Embora as negociações entre o sindicato e as empresas tenham ocorrido antes de o STF (Supremo Tribunal Federal) julgar constitucional a cobrança de contribuição assistencial de trabalhadores -desde que definida em assembleia e com direito à oposição-, as exigências da convenção chegaram aos trabalhadores após a decisão da corte, o que aumentou a indignação de quem é contra.
Em vez de “pregar no deserto”, é preciso “pensar fora da caixa” num mundo que caminha cada vez mais para profissionais autônomos.
“É uma imagem difícil de ser aceita pelo sindicalismo. Ele não está aberto para reconhecer que a produção se organiza hoje em esquemas muito diferentes, que prescindem do vínculo trabalhista, e portanto da representação específica dos trabalhadores.”
Miguel Torres, presidente da Força Sindical, não nega as pedras no caminho. “Hoje tem muita gente que não está mais no mercado de trabalho formal. Gente de home office, distante do mundo sindical, em plataformas. A tecnologia diminuiu os empregos.”
Mas aposta em campanhas de mobilização, como as que garantiram vitórias nas negociações com patrões durante cortes e reduções de jornadas na pandemia da Covid-19. Também vê fôlego renovado no Lula 3. “Nos quatro anos de Bolsonaro, não fomos recebidos nenhuma vez pelo presidente. Até nos ministérios não nos recebiam. Hoje, não. Já tive audiência em 22 ministérios [no novo governo].”

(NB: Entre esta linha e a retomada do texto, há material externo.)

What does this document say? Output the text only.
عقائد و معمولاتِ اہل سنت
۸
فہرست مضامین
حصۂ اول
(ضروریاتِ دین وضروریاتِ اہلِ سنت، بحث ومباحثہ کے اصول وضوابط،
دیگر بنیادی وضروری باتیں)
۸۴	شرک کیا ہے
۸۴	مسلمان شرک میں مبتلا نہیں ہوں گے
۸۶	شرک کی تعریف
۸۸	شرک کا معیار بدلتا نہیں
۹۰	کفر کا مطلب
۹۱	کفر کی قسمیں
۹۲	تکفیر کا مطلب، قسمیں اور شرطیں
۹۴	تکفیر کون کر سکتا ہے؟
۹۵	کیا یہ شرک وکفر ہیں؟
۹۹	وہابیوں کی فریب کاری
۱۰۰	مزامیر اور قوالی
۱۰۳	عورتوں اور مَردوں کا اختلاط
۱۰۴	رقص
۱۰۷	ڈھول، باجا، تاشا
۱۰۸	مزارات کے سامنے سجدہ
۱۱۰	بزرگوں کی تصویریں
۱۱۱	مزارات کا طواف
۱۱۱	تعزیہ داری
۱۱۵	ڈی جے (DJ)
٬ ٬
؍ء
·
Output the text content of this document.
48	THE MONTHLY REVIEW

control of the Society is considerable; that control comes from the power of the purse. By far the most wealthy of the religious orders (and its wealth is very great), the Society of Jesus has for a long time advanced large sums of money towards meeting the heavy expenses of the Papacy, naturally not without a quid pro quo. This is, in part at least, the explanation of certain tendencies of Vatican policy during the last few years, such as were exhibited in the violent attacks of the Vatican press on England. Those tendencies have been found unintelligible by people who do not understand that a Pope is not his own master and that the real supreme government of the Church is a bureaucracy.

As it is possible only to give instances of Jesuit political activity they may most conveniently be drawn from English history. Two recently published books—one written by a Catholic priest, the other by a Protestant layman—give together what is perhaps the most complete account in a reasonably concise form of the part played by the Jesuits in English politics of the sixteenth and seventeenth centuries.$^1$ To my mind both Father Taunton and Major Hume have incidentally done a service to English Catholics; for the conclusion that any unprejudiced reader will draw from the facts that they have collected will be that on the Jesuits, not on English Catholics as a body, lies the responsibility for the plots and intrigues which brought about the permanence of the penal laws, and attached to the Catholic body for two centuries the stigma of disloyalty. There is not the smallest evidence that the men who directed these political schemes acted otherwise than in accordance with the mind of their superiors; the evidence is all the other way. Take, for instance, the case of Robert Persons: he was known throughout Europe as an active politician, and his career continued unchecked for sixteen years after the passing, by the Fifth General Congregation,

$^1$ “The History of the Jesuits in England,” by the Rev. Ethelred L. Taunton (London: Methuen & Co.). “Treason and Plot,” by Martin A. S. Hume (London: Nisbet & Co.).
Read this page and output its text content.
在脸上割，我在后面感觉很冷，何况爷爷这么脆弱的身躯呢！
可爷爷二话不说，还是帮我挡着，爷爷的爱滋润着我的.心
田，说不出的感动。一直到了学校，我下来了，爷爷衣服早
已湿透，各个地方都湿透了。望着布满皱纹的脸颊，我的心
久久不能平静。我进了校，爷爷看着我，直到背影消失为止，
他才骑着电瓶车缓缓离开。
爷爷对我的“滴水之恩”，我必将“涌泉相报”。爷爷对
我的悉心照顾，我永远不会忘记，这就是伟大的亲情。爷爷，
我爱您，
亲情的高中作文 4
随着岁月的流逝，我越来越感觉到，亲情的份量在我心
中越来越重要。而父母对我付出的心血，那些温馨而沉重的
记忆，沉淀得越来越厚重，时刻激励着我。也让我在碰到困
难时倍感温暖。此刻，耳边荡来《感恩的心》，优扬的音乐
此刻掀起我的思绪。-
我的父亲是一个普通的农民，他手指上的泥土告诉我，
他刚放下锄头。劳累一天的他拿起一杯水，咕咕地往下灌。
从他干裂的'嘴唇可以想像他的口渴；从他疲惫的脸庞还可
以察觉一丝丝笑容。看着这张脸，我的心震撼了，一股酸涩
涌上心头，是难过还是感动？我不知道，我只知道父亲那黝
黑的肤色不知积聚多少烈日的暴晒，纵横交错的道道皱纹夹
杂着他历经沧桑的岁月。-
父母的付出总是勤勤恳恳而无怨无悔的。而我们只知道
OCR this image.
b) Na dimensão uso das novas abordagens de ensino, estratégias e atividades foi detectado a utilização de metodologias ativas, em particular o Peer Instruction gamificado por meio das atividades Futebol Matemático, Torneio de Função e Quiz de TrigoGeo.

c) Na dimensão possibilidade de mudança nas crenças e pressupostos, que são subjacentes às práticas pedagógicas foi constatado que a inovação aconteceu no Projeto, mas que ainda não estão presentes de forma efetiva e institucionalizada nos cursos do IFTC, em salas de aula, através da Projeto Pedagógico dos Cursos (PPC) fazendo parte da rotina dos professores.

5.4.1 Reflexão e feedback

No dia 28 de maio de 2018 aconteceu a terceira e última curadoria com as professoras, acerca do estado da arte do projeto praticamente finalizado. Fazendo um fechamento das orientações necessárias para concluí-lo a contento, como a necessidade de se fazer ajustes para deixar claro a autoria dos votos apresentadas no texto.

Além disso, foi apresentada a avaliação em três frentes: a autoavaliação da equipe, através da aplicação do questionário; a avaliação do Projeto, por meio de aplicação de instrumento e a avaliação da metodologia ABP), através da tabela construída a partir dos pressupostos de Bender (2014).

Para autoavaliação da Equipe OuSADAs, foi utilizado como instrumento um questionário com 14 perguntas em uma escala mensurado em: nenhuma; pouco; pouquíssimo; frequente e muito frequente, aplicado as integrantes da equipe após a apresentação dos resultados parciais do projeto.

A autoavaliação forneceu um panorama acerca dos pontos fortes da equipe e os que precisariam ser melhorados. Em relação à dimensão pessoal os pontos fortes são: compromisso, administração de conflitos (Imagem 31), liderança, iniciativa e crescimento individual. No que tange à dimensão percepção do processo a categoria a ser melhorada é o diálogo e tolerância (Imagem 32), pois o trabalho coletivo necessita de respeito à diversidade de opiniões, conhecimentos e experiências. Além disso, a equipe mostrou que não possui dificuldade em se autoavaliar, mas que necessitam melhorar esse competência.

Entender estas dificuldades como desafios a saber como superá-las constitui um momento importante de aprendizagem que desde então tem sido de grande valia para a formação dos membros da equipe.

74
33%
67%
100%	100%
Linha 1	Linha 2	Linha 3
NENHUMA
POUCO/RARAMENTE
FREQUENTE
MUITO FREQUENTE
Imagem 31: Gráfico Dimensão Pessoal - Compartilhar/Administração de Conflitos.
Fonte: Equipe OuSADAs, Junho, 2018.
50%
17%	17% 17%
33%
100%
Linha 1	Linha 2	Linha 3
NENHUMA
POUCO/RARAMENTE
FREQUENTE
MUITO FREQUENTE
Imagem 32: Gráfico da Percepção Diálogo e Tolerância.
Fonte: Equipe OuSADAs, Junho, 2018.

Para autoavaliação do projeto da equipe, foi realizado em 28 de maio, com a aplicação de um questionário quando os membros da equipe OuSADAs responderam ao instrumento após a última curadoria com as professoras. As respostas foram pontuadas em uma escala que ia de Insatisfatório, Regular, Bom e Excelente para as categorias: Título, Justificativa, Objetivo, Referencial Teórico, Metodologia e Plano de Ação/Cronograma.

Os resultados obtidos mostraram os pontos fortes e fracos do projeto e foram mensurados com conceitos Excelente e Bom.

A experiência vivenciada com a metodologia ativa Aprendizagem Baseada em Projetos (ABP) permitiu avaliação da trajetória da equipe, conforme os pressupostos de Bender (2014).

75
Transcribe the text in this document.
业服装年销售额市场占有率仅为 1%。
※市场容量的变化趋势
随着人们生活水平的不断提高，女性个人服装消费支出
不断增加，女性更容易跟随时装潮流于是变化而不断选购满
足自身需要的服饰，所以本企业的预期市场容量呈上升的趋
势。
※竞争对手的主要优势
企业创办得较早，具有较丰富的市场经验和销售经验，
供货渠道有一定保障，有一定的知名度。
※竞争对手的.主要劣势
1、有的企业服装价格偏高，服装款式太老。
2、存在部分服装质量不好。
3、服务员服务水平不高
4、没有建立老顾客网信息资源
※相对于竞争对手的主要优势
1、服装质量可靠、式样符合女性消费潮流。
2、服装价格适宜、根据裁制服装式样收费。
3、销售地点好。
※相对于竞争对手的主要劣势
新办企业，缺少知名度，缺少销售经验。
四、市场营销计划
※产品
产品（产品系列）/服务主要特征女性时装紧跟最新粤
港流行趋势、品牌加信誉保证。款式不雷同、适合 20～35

Ivone Silva, que presidia o Sindicato dos Bancários até assumir em julho o comando do Instituto Lula, diz que o sindicalismo está se atualizando sempre e hoje conta com notas identitárias. Uma forma, diz ela, de rejuvenescer a faixa etária no grupo e formar novas lideranças.
“Há [uma ala] que entende a importância da luta coletiva em temas da diversidade como gênero, raça e orientação sexual. Isso e um ambiente mais democrático têm sido fundamentais para o engajamento da juventude.”